My problem is:
4 sqrt 81
I know the answer is 3, but I do not know how they got it.
write that as 81^(.25) which is (81^.5)^.5
that is
sqrt ( sqrt 81 )
81 is nine times nine
so
sqrt ( sqrt 81 ) = sqrt (9)
but 9=3*3 so
sqrt (9) = 3
Thank-you, I don't know why I did not think of that. I came up with every other number imaginable but that. I think I was trying toooooooooooooo hard!
5^1/7 in radical notation
(-64)^2/3
To solve the expression 4 sqrt 81, we need to understand what the square root means. The square root of a number is a value that, when multiplied by itself, gives the original number.
In this case, the square root of 81 is a number that, when multiplied by itself, gives 81. So, we need to find a number that satisfies this condition.
One way to find the square root is by using the prime factorization method.
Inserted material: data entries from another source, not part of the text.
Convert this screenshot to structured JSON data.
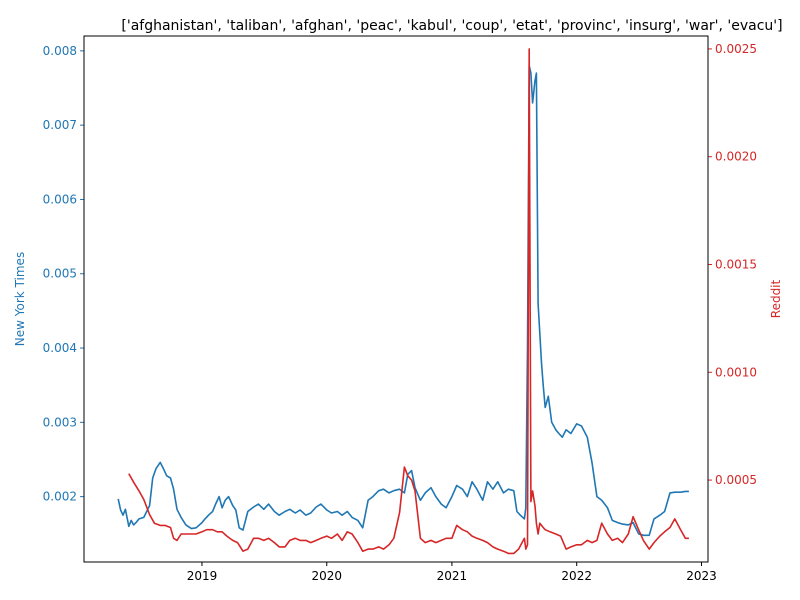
{
  "chart_data": {
    "type": "line",
    "title": "['afghanistan', 'taliban', 'afghan', 'peac', 'kabul', 'coup', 'etat', 'provinc', 'insurg', 'war', 'evacu']",
    "xlabel": "",
    "x_ticks": [
      "2019",
      "2020",
      "2021",
      "2022",
      "2023"
    ],
    "xlim": [
      "2018-01-21",
      "2023-01-20"
    ],
    "grid": false,
    "legend": "none",
    "axes": {
      "left": {
        "label": "New York Times",
        "color": "#1f77b4",
        "ylim": [
          0.00112,
          0.0082
        ],
        "ticks": [
          "0.002",
          "0.003",
          "0.004",
          "0.005",
          "0.006",
          "0.007",
          "0.008"
        ]
      },
      "right": {
        "label": "Reddit",
        "color": "#d62728",
        "ylim": [
          0.00012,
          0.00256
        ],
        "ticks": [
          "0.0005",
          "0.0010",
          "0.0015",
          "0.0020",
          "0.0025"
        ]
      }
    },
    "series": [
      {
        "name": "New York Times",
        "axis": "left",
        "color": "#1f77b4",
        "x": [
          "2018-05-01",
          "2018-05-08",
          "2018-05-15",
          "2018-05-22",
          "2018-06-01",
          "2018-06-08",
          "2018-06-15",
          "2018-06-22",
          "2018-07-01",
          "2018-07-15",
          "2018-08-01",
          "2018-08-10",
          "2018-08-20",
          "2018-09-01",
          "2018-09-10",
          "2018-09-20",
          "2018-10-01",
          "2018-10-10",
          "2018-10-20",
          "2018-11-01",
          "2018-11-15",
          "2018-12-01",
          "2018-12-15",
          "2019-01-01",
          "2019-01-10",
          "2019-01-20",
          "2019-02-01",
          "2019-02-10",
          "2019-02-20",
          "2019-03-01",
          "2019-03-10",
          "2019-03-20",
          "2019-04-01",
          "2019-04-10",
          "2019-04-20",
          "2019-05-01",
          "2019-05-15",
          "2019-06-01",
          "2019-06-15",
          "2019-07-01",
          "2019-07-15",
          "2019-08-01",
          "2019-08-15",
          "2019-09-01",
          "2019-09-15",
          "2019-10-01",
          "2019-10-15",
          "2019-11-01",
          "2019-11-15",
          "2019-12-01",
          "2019-12-15",
          "2020-01-01",
          "2020-01-15",
          "2020-02-01",
          "2020-02-15",
          "2020-03-01",
          "2020-03-15",
          "2020-04-01",
          "2020-04-15",
          "2020-05-01",
          "2020-05-15",
          "2020-06-01",
          "2020-06-15",
          "2020-07-01",
          "2020-07-15",
          "2020-08-01",
          "2020-08-15",
          "2020-08-25",
          "2020-09-05",
          "2020-09-15",
          "2020-10-01",
          "2020-10-15",
          "2020-11-01",
          "2020-11-15",
          "2020-12-01",
          "2020-12-15",
          "2021-01-01",
          "2021-01-15",
          "2021-02-01",
          "2021-02-15",
          "2021-03-01",
          "2021-03-15",
          "2021-04-01",
          "2021-04-15",
          "2021-05-01",
          "2021-05-15",
          "2021-06-01",
          "2021-06-15",
          "2021-07-01",
          "2021-07-10",
          "2021-07-20",
          "2021-08-01",
          "2021-08-05",
          "2021-08-10",
          "2021-08-15",
          "2021-08-20",
          "2021-08-25",
          "2021-09-01",
          "2021-09-05",
          "2021-09-10",
          "2021-09-15",
          "2021-09-20",
          "2021-09-25",
          "2021-10-01",
          "2021-10-10",
          "2021-10-20",
          "2021-11-01",
          "2021-11-10",
          "2021-11-20",
          "2021-12-01",
          "2021-12-15",
          "2022-01-01",
          "2022-01-15",
          "2022-02-01",
          "2022-02-15",
          "2022-03-01",
          "2022-03-15",
          "2022-04-01",
          "2022-04-15",
          "2022-05-01",
          "2022-05-15",
          "2022-06-01",
          "2022-06-15",
          "2022-07-01",
          "2022-07-15",
          "2022-08-01",
          "2022-08-15",
          "2022-09-01",
          "2022-09-15",
          "2022-10-01",
          "2022-10-15",
          "2022-11-01",
          "2022-11-15",
          "2022-11-25"
        ],
        "y": [
          0.00197,
          0.00182,
          0.00175,
          0.00183,
          0.0016,
          0.00168,
          0.00162,
          0.00165,
          0.0017,
          0.00172,
          0.00188,
          0.00225,
          0.00238,
          0.00246,
          0.00238,
          0.00228,
          0.00225,
          0.0021,
          0.00183,
          0.00172,
          0.00162,
          0.00157,
          0.00158,
          0.00165,
          0.0017,
          0.00175,
          0.0018,
          0.0019,
          0.002,
          0.00185,
          0.00195,
          0.002,
          0.00188,
          0.00182,
          0.00158,
          0.00155,
          0.0018,
          0.00186,
          0.0019,
          0.00183,
          0.0019,
          0.0018,
          0.00175,
          0.0018,
          0.00183,
          0.00178,
          0.00182,
          0.00175,
          0.00178,
          0.00186,
          0.0019,
          0.00182,
          0.00178,
          0.0018,
          0.00175,
          0.0018,
          0.00172,
          0.00168,
          0.00158,
          0.00195,
          0.002,
          0.00208,
          0.0021,
          0.00205,
          0.00208,
          0.0021,
          0.00205,
          0.0023,
          0.00235,
          0.00212,
          0.00195,
          0.00205,
          0.00212,
          0.002,
          0.0019,
          0.00185,
          0.002,
          0.00215,
          0.0021,
          0.002,
          0.0022,
          0.0021,
          0.00195,
          0.0022,
          0.0021,
          0.0022,
          0.00205,
          0.0021,
          0.00208,
          0.0018,
          0.00175,
          0.0017,
          0.00185,
          0.004,
          0.0078,
          0.0077,
          0.0073,
          0.0076,
          0.0077,
          0.0046,
          0.0042,
          0.0038,
          0.0035,
          0.0032,
          0.00335,
          0.003,
          0.0029,
          0.00285,
          0.0028,
          0.0029,
          0.00285,
          0.00298,
          0.00295,
          0.0028,
          0.00245,
          0.002,
          0.00195,
          0.00185,
          0.00168,
          0.00165,
          0.00163,
          0.00162,
          0.00165,
          0.0015,
          0.00148,
          0.00148,
          0.0017,
          0.00175,
          0.0018,
          0.00205,
          0.00206,
          0.00206,
          0.00207,
          0.00207
        ]
      },
      {
        "name": "Reddit",
        "axis": "right",
        "color": "#d62728",
        "x": [
          "2018-06-01",
          "2018-06-15",
          "2018-07-01",
          "2018-07-15",
          "2018-08-01",
          "2018-08-15",
          "2018-09-01",
          "2018-09-15",
          "2018-10-01",
          "2018-10-10",
          "2018-10-20",
          "2018-11-01",
          "2018-11-15",
          "2018-12-01",
          "2018-12-15",
          "2019-01-01",
          "2019-01-15",
          "2019-02-01",
          "2019-02-15",
          "2019-03-01",
          "2019-03-15",
          "2019-04-01",
          "2019-04-15",
          "2019-05-01",
          "2019-05-15",
          "2019-06-01",
          "2019-06-15",
          "2019-07-01",
          "2019-07-15",
          "2019-08-01",
          "2019-08-15",
          "2019-09-01",
          "2019-09-15",
          "2019-10-01",
          "2019-10-15",
          "2019-11-01",
          "2019-11-15",
          "2019-12-01",
          "2019-12-15",
          "2020-01-01",
          "2020-01-15",
          "2020-02-01",
          "2020-02-15",
          "2020-03-01",
          "2020-03-15",
          "2020-04-01",
          "2020-04-15",
          "2020-05-01",
          "2020-05-15",
          "2020-06-01",
          "2020-06-15",
          "2020-07-01",
          "2020-07-15",
          "2020-08-01",
          "2020-08-15",
          "2020-08-25",
          "2020-09-05",
          "2020-09-15",
          "2020-10-01",
          "2020-10-15",
          "2020-11-01",
          "2020-11-15",
          "2020-12-01",
          "2020-12-15",
          "2021-01-01",
          "2021-01-15",
          "2021-02-01",
          "2021-02-15",
          "2021-03-01",
          "2021-03-15",
          "2021-04-01",
          "2021-04-15",
          "2021-05-01",
          "2021-05-15",
          "2021-06-01",
          "2021-06-15",
          "2021-07-01",
          "2021-07-15",
          "2021-08-01",
          "2021-08-05",
          "2021-08-10",
          "2021-08-15",
          "2021-08-20",
          "2021-08-25",
          "2021-09-01",
          "2021-09-05",
          "2021-09-10",
          "2021-09-15",
          "2021-09-25",
          "2021-10-01",
          "2021-10-15",
          "2021-11-01",
          "2021-11-15",
          "2021-12-01",
          "2021-12-15",
          "2022-01-01",
          "2022-01-15",
          "2022-02-01",
          "2022-02-15",
          "2022-03-01",
          "2022-03-15",
          "2022-04-01",
          "2022-04-15",
          "2022-05-01",
          "2022-05-15",
          "2022-06-01",
          "2022-06-15",
          "2022-07-01",
          "2022-07-15",
          "2022-08-01",
          "2022-08-15",
          "2022-09-01",
          "2022-09-15",
          "2022-10-01",
          "2022-10-15",
          "2022-11-01",
          "2022-11-15",
          "2022-11-25"
        ],
        "y": [
          0.00053,
          0.00049,
          0.00045,
          0.00041,
          0.00034,
          0.0003,
          0.00029,
          0.00029,
          0.00028,
          0.00023,
          0.00022,
          0.00025,
          0.00025,
          0.00025,
          0.00025,
          0.00026,
          0.00027,
          0.00027,
          0.00026,
          0.00026,
          0.00024,
          0.00022,
          0.00021,
          0.00017,
          0.00018,
          0.00023,
          0.00023,
          0.00022,
          0.00023,
          0.00021,
          0.00019,
          0.00019,
          0.00022,
          0.00023,
          0.00022,
          0.00022,
          0.00021,
          0.00022,
          0.00023,
          0.00024,
          0.00023,
          0.00025,
          0.00022,
          0.00026,
          0.00025,
          0.00021,
          0.00017,
          0.00018,
          0.00018,
          0.00019,
          0.00018,
          0.0002,
          0.00023,
          0.00035,
          0.00056,
          0.00052,
          0.0005,
          0.00045,
          0.00023,
          0.00021,
          0.00022,
          0.00021,
          0.00022,
          0.00023,
          0.00023,
          0.00029,
          0.00027,
          0.00026,
          0.00024,
          0.00023,
          0.00022,
          0.00021,
          0.00019,
          0.00018,
          0.00017,
          0.00016,
          0.00016,
          0.00018,
          0.00023,
          0.00018,
          0.0002,
          0.0025,
          0.0004,
          0.00045,
          0.00038,
          0.0003,
          0.00025,
          0.0003,
          0.00028,
          0.00027,
          0.00026,
          0.00025,
          0.00024,
          0.00018,
          0.00019,
          0.0002,
          0.0002,
          0.00022,
          0.00021,
          0.00022,
          0.0003,
          0.00025,
          0.00022,
          0.00023,
          0.00021,
          0.00025,
          0.00033,
          0.00027,
          0.00022,
          0.00018,
          0.00021,
          0.00024,
          0.00026,
          0.00028,
          0.00032,
          0.00027,
          0.00023,
          0.00023
        ]
      }
    ]
  }
}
First, let's write 81 as a product of its prime factors:
81 = 3 * 3 * 3 * 3
Now, we group the prime factors into pairs:
81 = (3 * 3) * (3 * 3)
Each pair represents a single factor, so we can simplify:
81 = 9 * 9
Multiplying these two factors together gives us the original number (81).
Now, let's go back to the expression 4 sqrt 81.
The number 4 multiplied by the square root of 81 is equal to the original number (81). We need to find the value of the square root of 81.
From the prime factorization, we know that the square root of 81 is equal to 9.
Therefore, 4 sqrt 81 is equal to 4 * 9, which simplifies to 36.
Therefore, the answer is 36, not 3.
It seems there might be some confusion or misunderstanding. Please verify the question or the intended answer again.